Is Yahweh translated as allah in the arabic Bible?
1 Answer
There is a good source that discusses this at length. See https://www.ijfm.org/PDFs_IJFM/23_4_PDFs/Thomas.pdf
In summary, "In Arabic translations it is transliterated as yahwah or translated as rabb (Lord), corresponding to the Jewish custom of using adonai in place of saying the divine name. Translations of YHWH in other languages used in the Islamic world have followed the precedent of the Arabic in either transliterating YHWH and/or using a word for Lord (rabb in Bambara and Somali, khodavand in Persian, Pashto, Sindhi, and Urdu, Tuhan in Indonesian). The exceptions to this practice are the Malay translations of 1912 and 1988 that use Allah for YHWH; the Biatah translation used in Sarawak, Malaysia, and the Tausug translation used in Jolo, Philippines, followed the precedent of the Malay translations."

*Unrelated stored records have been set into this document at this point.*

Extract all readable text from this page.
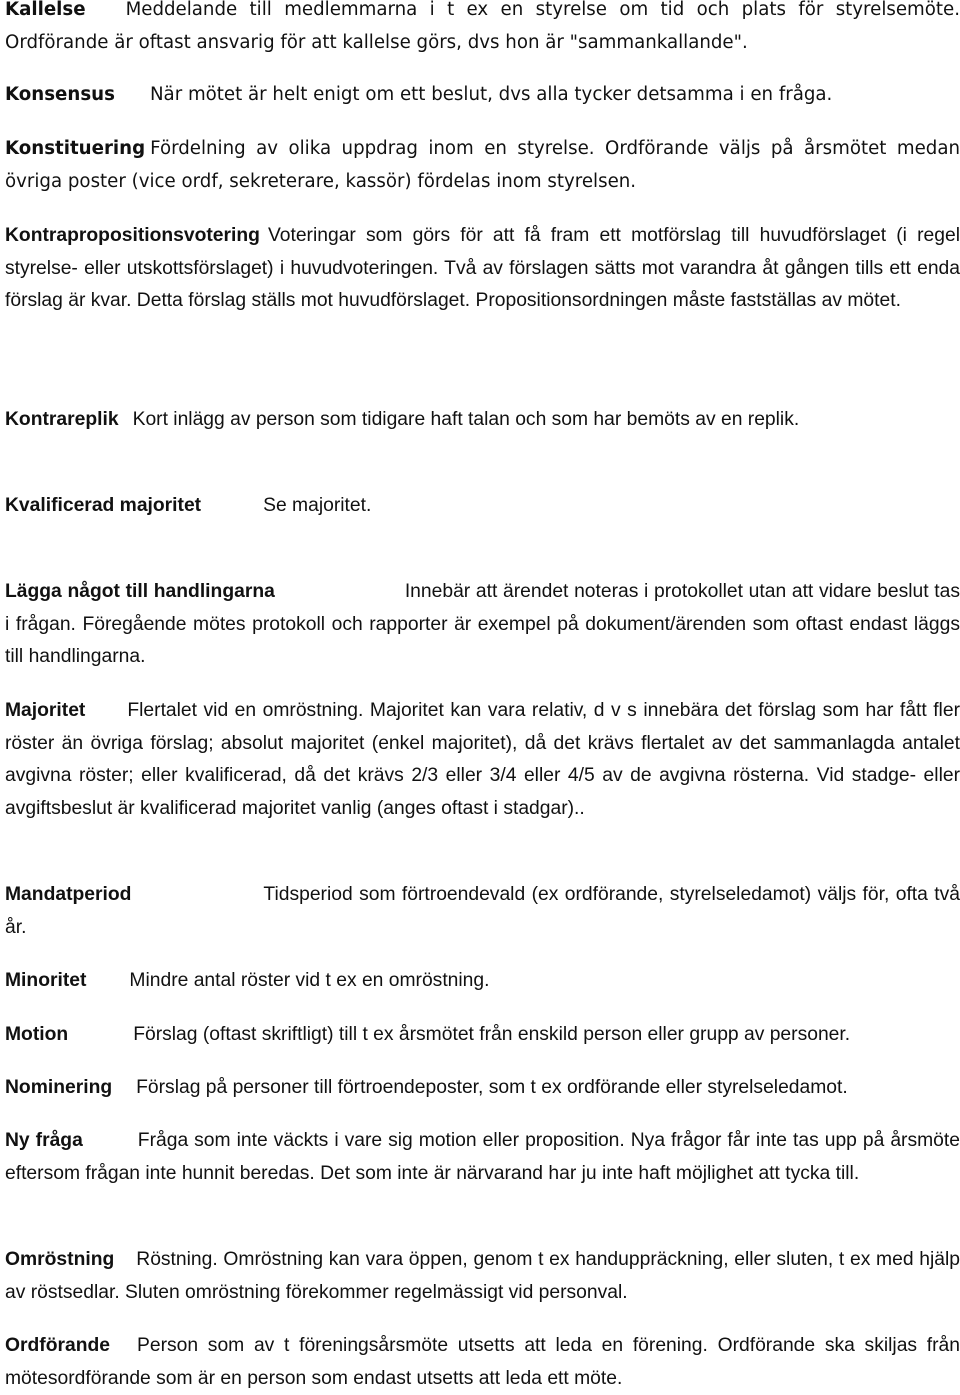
Kallelse Meddelande till medlemmarna i t ex en styrelse om tid och plats för styrelsemöte. Ordförande är oftast ansvarig för att kallelse görs, dvs hon är "sammankallande".

Konsensus När mötet är helt enigt om ett beslut, dvs alla tycker detsamma i en fråga.

Konstituering Fördelning av olika uppdrag inom en styrelse. Ordförande väljs på årsmötet medan övriga poster (vice ordf, sekreterare, kassör) fördelas inom styrelsen.

Kontrapropositionsvotering Voteringar som görs för att få fram ett motförslag till huvudförslaget (i regel styrelse- eller utskottsförslaget) i huvudvoteringen. Två av förslagen sätts mot varandra åt gången tills ett enda förslag är kvar. Detta förslag ställs mot huvudförslaget. Propositionsordningen måste fastställas av mötet.

Kontrareplik Kort inlägg av person som tidigare haft talan och som har bemöts av en replik.

Kvalificerad majoritet	Se majoritet.

Lägga något till handlingarna	Innebär att ärendet noteras i protokollet utan att vidare beslut tas i frågan. Föregående mötes protokoll och rapporter är exempel på dokument/ärenden som oftast endast läggs till handlingarna.

Majoritet Flertalet vid en omröstning. Majoritet kan vara relativ, d v s innebära det förslag som har fått fler röster än övriga förslag; absolut majoritet (enkel majoritet), då det krävs flertalet av det sammanlagda antalet avgivna röster; eller kvalificerad, då det krävs 2/3 eller 3/4 eller 4/5 av de avgivna rösterna. Vid stadge- eller avgiftsbeslut är kvalificerad majoritet vanlig (anges oftast i stadgar)..

Mandatperiod	Tidsperiod som förtroendevald (ex ordförande, styrelseledamot) väljs för, ofta två år.

Minoritet Mindre antal röster vid t ex en omröstning.

Motion	Förslag (oftast skriftligt) till t ex årsmötet från enskild person eller grupp av personer.

Nominering Förslag på personer till förtroendeposter, som t ex ordförande eller styrelseledamot.

Ny fråga	Fråga som inte väckts i vare sig motion eller proposition. Nya frågor får inte tas upp på årsmöte eftersom frågan inte hunnit beredas. Det som inte är närvarand har ju inte haft möjlighet att tycka till.

Omröstning Röstning. Omröstning kan vara öppen, genom t ex handuppräckning, eller sluten, t ex med hjälp av röstsedlar. Sluten omröstning förekommer regelmässigt vid personval.

Ordförande Person som av t föreningsårsmöte utsetts att leda en förening. Ordförande ska skiljas från mötesordförande som är en person som endast utsetts att leda ett möte.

Footnote 13 adds, "The completely revised Malay Bible of 1996, however, restored the practice of translating elohim as Allah. This was at the advice of the Malaysian church leaders, who considered the translations of 1912 and 1988 as not being exegetically accurate or faithful to the original texts. Thus the rendering of the divine names returned to the precedent established in the history of the Malay/Indonesian translations since 1629. The Biatah translation is also being revised to restore Allah as the translation of elohim. Information from Daud Soesilo, “Translating the Names of God Revisited: Field Experience from Indonesia and Malaysia,” (a paper presented at the Annual Meeting of the SBL/AAR in November 2000), pp. 4 and 8."